Marc Wieder and Robert Gilman, co-leaders of the real estate unit at Anchin, think the spike in unemployment has ended but that might be the only good news for awhile for commercial real estate.
“I think we’re going to be in a world that we’ve never seen before,” Wieder said, citing the office and retail sectors as two areas that will see major impacts.
Retail was struggling before the coronavirus hit, both noted, and now retailers will be cutting square footage drastically. People may avoid malls because of social distancing concerns and keep up the e-commerce shopping they relied on during the shutdown. Kelly said shopping centers that had turned to more experiential retail to replace vacant storefronts may regret that at least in the short-term. “Experience means being with people and that’s what you don’t want to do now,” Kelly said.

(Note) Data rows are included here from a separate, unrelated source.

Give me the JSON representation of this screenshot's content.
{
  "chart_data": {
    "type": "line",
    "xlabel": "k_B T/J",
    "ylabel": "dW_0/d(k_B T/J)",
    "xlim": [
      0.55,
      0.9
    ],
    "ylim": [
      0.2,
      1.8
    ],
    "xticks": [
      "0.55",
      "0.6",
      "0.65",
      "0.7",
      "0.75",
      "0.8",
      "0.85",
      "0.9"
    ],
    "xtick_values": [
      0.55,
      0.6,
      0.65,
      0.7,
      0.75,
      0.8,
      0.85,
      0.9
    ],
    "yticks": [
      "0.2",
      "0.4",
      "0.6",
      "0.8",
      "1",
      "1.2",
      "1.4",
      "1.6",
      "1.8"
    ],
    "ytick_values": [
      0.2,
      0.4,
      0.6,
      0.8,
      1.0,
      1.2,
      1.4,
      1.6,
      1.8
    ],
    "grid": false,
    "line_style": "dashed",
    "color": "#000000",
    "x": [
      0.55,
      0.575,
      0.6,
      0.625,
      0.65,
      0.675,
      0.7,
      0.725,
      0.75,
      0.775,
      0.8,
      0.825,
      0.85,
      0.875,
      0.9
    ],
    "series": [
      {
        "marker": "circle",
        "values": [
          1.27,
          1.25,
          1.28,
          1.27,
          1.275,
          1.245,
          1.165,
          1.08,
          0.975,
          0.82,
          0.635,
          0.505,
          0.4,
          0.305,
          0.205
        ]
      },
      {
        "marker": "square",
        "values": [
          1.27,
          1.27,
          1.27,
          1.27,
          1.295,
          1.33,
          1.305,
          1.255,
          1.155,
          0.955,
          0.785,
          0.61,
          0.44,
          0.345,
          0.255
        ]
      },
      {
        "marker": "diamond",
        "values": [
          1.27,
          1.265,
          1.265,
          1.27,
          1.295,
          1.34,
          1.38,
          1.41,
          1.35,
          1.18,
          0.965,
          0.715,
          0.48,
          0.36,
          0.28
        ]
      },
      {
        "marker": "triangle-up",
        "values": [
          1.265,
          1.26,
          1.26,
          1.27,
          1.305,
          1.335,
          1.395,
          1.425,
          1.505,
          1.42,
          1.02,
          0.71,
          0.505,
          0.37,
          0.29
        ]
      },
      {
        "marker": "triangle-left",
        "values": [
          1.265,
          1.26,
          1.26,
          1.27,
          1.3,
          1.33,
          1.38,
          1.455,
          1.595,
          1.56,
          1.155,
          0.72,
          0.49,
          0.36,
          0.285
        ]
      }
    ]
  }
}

Wieder said some retail and restaurant tenants may shutter their doors for good in hopes of negotiating a better deal with their current landlords or getting cheaper rent at a new location.
Cities like New York, Boston and Chicago with high-rise towers that rely on mass transit to get workers to urban offices will likely face at least a temporary reduction in demand. Kelly said suburban markets and Sunbelt regions that low-rise office buildings where workers can drive rather than take mass transit will have a temporary advantage over CBDs.
Wieder and Gilman said office occupiers, who are seeing their employees work rather productively remotely, will reconsider their space needs as their leases expire. In the meantime, they may be looking to sublease space they are not using, as much of their staffs continue to work from home and only come into the office sporadically. “They’re creating their own WeWork, taking unused space and subleasing it out until their lease expires,” Wieder said.
Kelly said industrial, particularly any logistics properties, should be OK during and after the pandemic, but estimated hotels and industries that depend on discretionary travel are in for a bad patch for possibly five years. He also cited airlines and any economy that depends on high levels of transportation like Las Vegas, and major airport hubs like New York, Atlanta, Dallas, Los Angeles and San Francisco as facing a tough road back.